Moai are social support groups that start in childhood and last for up to 100 years! They were originally formed to pool the resources of the entire village in order to have funds for public works. Traditionally, groups of about 5 young children were paired together and, at a very young age made a commitment to each other for life. This group became a kind of second family which would meet regularly for both work and play and to provide support to each other as needed.
Dan Buetnner interviewed many Okinawans in their 90s and 100s about the role that their moai had played in their lives.
Gozei Shinzata a lively, active 104 year old described her day:
“In the cool hours of the day she worked in her gardens. At lunch she mixed home made miso into a saucepan of water adding in fresh carrots, radishes, shiitake mushrooms and tofu and let it simmer while she moved up and down the kitchen wiping clean the counter sink and even the windows. When the soup was ready she poured it into a bowl, gazed at it for a few moments, and murmured, “Hara hachi bu”.
This confucian saying, murmured quietly before every meal, reminded her to stop eating when she was 80 percent full. The Okinawans are the only human population that have a self-imposed habit of restricting their daily calories. In the 1300s the book Zazen Yojinki also advised its readers to only eat to two-thirds of their capacity. A Japanese proverb further gets the message home as to why this is a good life time practice:
“Eight parts of a full stomach sustain the man, the other two parts sustain the doctor”. This is a practice most of us could take to heart!
After lunch Gozei would read comic books or watch a baseball game on television and nap.
Neighbours stopped by every afternoon to chat. A couple of days a week her moai - 4 women who, together with Shinzata, had committed to one another for life, stopped by for mugwort tea and conversation. When things had gotten rough in her life, like when she'd run short of cash or when her husband had died 46 years ago, she’d counted on her moai and the Okinawan sense of social obligation - yuimaru - to support her. Her friends had relied on her support in return.
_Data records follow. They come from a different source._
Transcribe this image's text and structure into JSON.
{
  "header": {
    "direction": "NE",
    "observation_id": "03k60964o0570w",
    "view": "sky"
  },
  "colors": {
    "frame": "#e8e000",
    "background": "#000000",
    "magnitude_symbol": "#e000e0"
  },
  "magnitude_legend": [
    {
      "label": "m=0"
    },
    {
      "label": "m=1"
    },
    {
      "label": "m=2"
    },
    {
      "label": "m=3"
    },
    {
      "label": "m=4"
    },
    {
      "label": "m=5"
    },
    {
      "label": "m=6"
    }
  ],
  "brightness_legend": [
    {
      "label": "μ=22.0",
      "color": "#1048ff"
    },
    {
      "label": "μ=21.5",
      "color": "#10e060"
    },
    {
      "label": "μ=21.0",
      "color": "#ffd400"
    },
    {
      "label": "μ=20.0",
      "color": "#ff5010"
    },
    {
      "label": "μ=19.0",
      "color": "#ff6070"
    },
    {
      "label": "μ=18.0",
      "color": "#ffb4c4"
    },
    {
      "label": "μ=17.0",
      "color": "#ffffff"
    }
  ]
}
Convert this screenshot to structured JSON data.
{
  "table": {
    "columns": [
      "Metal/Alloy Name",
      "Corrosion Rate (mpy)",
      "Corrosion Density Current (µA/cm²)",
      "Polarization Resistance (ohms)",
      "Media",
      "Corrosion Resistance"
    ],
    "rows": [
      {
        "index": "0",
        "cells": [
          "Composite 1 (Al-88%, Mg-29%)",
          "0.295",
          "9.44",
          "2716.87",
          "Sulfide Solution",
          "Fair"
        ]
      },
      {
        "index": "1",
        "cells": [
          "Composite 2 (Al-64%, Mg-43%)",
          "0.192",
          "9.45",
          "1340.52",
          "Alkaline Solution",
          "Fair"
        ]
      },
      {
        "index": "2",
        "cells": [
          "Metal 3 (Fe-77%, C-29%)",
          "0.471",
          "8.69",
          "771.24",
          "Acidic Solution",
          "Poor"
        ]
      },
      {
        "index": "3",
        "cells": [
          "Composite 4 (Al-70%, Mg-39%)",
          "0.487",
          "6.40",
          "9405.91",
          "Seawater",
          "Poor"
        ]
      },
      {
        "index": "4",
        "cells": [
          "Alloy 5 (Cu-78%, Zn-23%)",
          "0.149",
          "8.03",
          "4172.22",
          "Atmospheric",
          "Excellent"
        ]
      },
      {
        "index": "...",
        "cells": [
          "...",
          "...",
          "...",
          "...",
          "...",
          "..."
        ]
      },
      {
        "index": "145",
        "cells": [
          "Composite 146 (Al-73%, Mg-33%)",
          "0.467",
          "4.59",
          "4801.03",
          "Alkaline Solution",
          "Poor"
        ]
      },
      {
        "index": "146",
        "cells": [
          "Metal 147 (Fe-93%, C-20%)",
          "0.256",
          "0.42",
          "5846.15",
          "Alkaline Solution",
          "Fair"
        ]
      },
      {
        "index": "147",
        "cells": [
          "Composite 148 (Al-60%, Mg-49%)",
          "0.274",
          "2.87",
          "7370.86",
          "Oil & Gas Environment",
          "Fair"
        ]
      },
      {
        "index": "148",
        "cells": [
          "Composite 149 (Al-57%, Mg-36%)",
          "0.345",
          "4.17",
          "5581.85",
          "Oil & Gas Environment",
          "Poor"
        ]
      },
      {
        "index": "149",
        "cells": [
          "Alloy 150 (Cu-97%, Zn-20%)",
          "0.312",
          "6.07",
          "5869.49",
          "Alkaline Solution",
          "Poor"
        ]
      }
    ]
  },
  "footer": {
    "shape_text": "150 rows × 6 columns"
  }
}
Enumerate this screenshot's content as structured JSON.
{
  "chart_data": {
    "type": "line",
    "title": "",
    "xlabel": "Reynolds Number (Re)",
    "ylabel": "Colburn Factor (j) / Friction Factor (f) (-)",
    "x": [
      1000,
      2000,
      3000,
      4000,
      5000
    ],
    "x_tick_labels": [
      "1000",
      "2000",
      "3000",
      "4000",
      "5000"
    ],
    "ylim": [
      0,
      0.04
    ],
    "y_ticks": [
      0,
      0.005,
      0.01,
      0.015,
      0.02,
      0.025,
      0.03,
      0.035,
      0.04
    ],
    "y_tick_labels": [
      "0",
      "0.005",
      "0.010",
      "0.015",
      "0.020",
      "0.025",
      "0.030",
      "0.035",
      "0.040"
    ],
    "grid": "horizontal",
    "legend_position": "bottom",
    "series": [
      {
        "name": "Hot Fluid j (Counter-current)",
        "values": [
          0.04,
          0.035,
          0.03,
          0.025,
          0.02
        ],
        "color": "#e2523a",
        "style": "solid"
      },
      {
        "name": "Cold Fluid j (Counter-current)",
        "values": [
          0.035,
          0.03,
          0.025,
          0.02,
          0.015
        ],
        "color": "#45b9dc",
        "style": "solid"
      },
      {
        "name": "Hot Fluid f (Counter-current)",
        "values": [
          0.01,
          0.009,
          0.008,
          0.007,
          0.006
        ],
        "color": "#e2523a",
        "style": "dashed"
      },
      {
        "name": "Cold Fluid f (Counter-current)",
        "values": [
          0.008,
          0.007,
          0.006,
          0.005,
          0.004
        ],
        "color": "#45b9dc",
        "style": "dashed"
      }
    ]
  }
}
While Okinawans have moais, Sardinians meet with friends each evening for happy hours and Adventists host weekly meals with their congregations . These strong social connections definitely have a positive long term impact on the health and happiness of individuals. What a wonderful practice! We could all try to incorporate some of these ideas into our lives. Invite friends around for homemade soup and a card game for a fun and inexpensive Sunday evening. Or meet with your bikes and go for a ride on the KVR followed by a coffee together. There are so many ways to enrich our lives with others, why not be the first one to make the call? Reach out and ask a colleague or co-worker to do something relaxed with you or the neighbour you have kept meaning to say hello to! What do you have to lose?